Todo ha cambiado y, en la mayoría de los aspectos, para peor. Por supuesto, lo básico: no es posible lograr resultados aceptables con los escasos niveles de conocimiento y el nulo espíritu de trabajo de los alumnos que ingresan hoy en nuestras universidades. El dislate pedagógico que impera en las enseñanzas de primaria y secundaria tiene como consecuencia la casi total imposibilidad de que, en el vértice de la pirámide educativa, acaben corrigiéndose tantas y tan hondas deficiencias acumuladas.

Para colmo, el problema se ha pretendido resolver al revés: en vez de multiplicar los esfuerzos para optimizar la preparación preuniversitaria, hemos descafeinado la universidad hasta convertirla en una mera extensión de los institutos, con sus mismas carencias, superficialidades y necedades.

En los actuales grados se renuncia a conseguir un conocimiento profundo de la carrera elegida.
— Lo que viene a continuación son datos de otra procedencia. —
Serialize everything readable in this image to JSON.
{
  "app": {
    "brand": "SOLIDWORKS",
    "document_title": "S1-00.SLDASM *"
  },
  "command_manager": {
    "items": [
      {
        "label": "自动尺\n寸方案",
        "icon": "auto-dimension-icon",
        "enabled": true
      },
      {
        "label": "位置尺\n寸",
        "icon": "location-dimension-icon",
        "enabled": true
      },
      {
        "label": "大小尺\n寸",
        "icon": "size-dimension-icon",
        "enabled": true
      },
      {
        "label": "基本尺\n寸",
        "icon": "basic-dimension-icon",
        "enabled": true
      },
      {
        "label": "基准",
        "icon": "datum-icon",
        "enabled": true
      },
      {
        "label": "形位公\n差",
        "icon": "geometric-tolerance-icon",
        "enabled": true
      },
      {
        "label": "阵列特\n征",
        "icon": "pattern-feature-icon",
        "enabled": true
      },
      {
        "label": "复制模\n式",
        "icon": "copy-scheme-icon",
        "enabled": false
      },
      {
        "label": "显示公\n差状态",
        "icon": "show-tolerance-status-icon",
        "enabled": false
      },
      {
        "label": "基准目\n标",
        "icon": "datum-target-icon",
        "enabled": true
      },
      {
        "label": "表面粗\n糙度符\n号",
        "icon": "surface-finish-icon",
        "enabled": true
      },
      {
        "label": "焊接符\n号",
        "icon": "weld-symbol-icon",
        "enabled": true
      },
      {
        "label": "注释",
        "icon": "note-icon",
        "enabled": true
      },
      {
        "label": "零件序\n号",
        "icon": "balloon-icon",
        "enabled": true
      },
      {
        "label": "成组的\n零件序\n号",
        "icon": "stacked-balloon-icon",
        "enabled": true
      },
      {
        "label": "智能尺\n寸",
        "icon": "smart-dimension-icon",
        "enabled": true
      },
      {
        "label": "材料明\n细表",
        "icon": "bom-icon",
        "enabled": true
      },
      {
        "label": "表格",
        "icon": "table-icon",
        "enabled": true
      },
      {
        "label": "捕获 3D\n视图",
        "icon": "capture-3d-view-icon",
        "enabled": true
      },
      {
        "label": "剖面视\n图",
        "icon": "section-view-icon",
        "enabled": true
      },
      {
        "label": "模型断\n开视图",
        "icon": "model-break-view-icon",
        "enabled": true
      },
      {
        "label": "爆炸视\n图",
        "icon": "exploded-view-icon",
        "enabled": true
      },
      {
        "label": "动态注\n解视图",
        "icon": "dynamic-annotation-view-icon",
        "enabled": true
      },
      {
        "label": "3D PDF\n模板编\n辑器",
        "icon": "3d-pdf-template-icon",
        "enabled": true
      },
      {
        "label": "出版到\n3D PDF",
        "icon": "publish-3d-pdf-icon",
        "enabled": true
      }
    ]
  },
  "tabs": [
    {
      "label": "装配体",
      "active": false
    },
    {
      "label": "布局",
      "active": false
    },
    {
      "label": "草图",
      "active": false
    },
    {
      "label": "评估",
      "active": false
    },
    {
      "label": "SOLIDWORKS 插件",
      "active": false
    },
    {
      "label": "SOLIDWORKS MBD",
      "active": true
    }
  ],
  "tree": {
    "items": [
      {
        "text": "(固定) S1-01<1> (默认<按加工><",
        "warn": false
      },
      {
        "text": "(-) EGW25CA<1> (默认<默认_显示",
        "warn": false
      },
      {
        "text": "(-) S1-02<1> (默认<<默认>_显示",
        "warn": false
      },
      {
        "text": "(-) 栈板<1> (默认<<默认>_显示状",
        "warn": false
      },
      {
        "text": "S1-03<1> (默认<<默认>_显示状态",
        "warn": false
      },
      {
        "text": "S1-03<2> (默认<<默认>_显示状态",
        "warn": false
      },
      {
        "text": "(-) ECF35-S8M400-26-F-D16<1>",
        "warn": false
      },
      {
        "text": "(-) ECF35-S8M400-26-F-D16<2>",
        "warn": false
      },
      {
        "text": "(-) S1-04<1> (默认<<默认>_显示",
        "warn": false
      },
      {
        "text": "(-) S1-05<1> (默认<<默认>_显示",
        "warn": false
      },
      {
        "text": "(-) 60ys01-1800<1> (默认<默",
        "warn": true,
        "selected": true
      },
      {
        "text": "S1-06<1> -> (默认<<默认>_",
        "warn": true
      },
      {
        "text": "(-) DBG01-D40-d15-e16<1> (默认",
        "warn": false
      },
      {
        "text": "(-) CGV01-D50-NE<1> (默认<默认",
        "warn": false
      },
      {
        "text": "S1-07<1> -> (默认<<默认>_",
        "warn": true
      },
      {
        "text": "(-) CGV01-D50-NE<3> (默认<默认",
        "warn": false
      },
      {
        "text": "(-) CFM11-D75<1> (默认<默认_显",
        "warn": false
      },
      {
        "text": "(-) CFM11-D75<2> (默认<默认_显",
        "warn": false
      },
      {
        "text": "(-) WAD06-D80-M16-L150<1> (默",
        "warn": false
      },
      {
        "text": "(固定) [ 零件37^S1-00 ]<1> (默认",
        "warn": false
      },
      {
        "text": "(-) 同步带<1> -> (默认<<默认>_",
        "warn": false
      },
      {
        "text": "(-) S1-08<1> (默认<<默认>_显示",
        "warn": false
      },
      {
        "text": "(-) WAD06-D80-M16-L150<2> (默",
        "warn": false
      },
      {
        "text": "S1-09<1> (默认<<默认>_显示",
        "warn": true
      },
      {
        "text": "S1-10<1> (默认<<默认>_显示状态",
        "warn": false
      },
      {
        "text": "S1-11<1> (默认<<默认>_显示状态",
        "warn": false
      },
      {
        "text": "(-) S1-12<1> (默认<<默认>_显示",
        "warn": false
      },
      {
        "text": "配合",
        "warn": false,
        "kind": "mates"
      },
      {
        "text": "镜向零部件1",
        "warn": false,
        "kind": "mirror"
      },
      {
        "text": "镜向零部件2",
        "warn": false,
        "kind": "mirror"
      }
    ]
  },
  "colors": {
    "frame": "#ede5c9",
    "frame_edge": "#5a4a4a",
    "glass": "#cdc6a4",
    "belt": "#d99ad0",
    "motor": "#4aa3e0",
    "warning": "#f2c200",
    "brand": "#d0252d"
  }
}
El Plan Bolonia, esa presunta coartada europea, ha impuesto la lógica de los oficios y arrinconado la multifuncionalidad de la ciencia. Educamos en habilidades y competencias, formamos en el uso de todo tipo de instrumentos, pero olvidamos que nada sólido se construye sin aprehender la propia sustancia, las categorías fundamentales de aquello que se estudia.

Podría subrayar otros muchos delirios (la burocratización asfixiante, el inexplicable método de selección del profesorado, el risible sistema de financiación, la broma de la autonomía, el laberinto de la gobernanza universitaria, el dudoso éxito, al cabo, de unos másteres públicos que nos devolverán a la desigualdad). Pero basten los citados para identificarme tristemente con el profesor García Ruiz. Cuando me marché, hace un año largo, sentí lo mismo que él confiesa sentir: ese agridulce alivio de quien comprende que, al fin, no tendrá que seguir guerreando en batallas tan insensatas como perdidas.